La empresa reconoce el problema, pero ante una situación excepcional, Endesa responde con medidas insuficientes y sin una solución real que facilite la movilidad y el trabajo.
Durante meses hemos solicitado una medida tan razonable como permitir el teletrabajo durante la semana del Gran Premio de F1 en Madrid. El propio Ayuntamiento de Madrid ha advertido de los problemas de movilidad, cortes de tráfico y dificultades de acceso que provocará el evento.
Ayer mismo volvimos a solicitar a la empresa que autorizase teletrabajar del 7 al 11 de septiembre. Hoy, como siempre “in extremis”, la dirección nos ha trasladado las medidas a adoptar en esta situación extraordinaria. Y, lamentablemente, consisten en pedir a la plantilla que afronte esta circunstancia casi con normalidad.
No se habilita teletrabajo extraordinario. No se reducen los días de presencialidad obligatoria. No se ofrece una solución real a una situación excepcional.
La principal medida anunciada consiste en adelantar la entrada y la salida. Es decir, ante un problema de movilidad sin precedentes, la respuesta es que salgamos antes de casa o sacrifiquemos días de vacaciones, que es la otra alternativa que tenemos.
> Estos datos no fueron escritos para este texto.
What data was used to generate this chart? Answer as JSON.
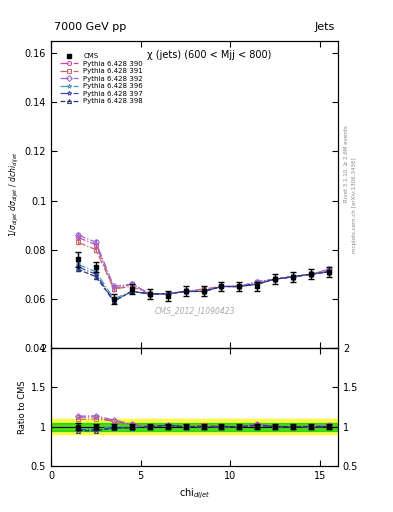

Resulta difícil entender que una empresa del tamaño, solvencia y prestigio de Endesa considere suficiente una medida que traslada el problema a las personas trabajadoras en lugar de resolverlo.
Eso sí, después de meses esperándola, al menos ya sabemos cuál es la respuesta de la dirección. Y parece que para la empresa la flexibilidad consiste en adaptarnos nosotros a la F1. No al revés.